Time Dependence of Expectation Values

1. Oct 18, 2012

phys_student1

Hi,

Please refer to this book (in google archive), and go to section 7.7 (page 85).

I understand Ehrenfest theorem very well, but what the author does when he solved

for the time-dependent expectation value of x, x^2, etc is strange.

I cannot really understand what he is doing. If someone wants to help, you may consider x^2 case (the book solves all the cases so please refer to it).

2. Oct 18, 2012

Jorriss

Is there a particular line of his work you are hung up on?

3. Oct 19, 2012

phys_student1

yes. eqn 7.7.52 is not compatible with ehrenfest theorem.

4. Oct 19, 2012

bp_psy

Are you sure about that? if you differentiate 7.7.52 wrt to time you get 7.7.51 which is the same thing you get by using 7.7.39.

5. Oct 20, 2012

phys_student1

That's correct because in differentiating the constant vanish, but what about doing it the other way around...

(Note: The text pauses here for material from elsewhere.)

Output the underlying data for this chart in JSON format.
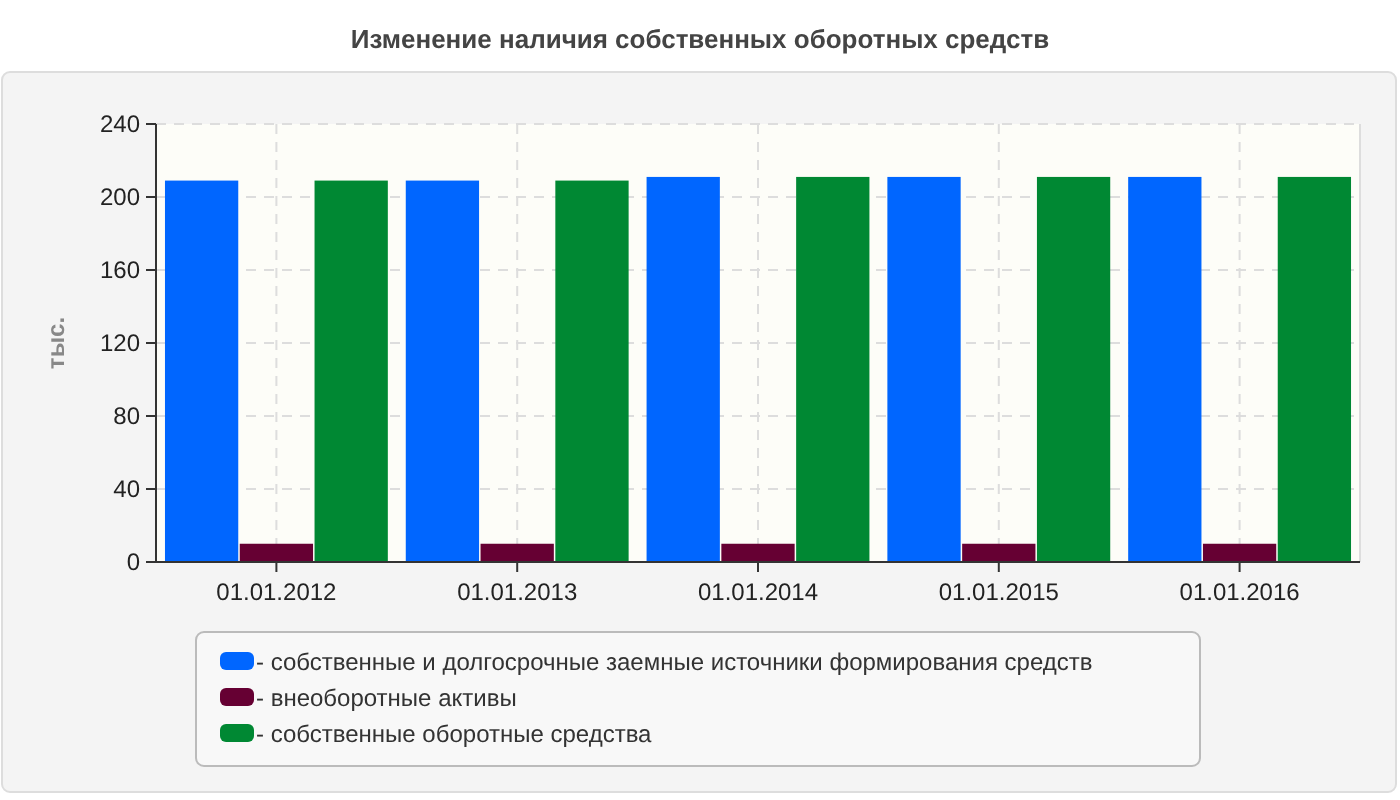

In particular, how originally do you get 7.7.52? specifically that constant term. I understand that the constant term is just the time-independent expectation value but what is the law? what is the relation used? that's the question.

6. Oct 20, 2012

Jasso

I think you may be over-thinking it. If df(t)/dt = C, then f(t) can be written as f(t) = f(0) + Ct, i.e. a first order Taylor expansion.

That means that f(t) = <A>t can also be written as <A>t = <A>0 + d/dt(<A>t) * t.

7. Oct 20, 2012

bp_psy

He just computes it using the definition of expectation for that operator at t=0 in 7.7.53. If you are asking why 52 has that form then the reason is the same that x(t)=x_o+Vt.

8. Oct 21, 2012

phys_student1

Mathematically that's correct, but I want to see a law in Griffiths or Sakurai's text saying this.

Or even better, I'd like to know what is the used "definition" for the time-dependent expectation value.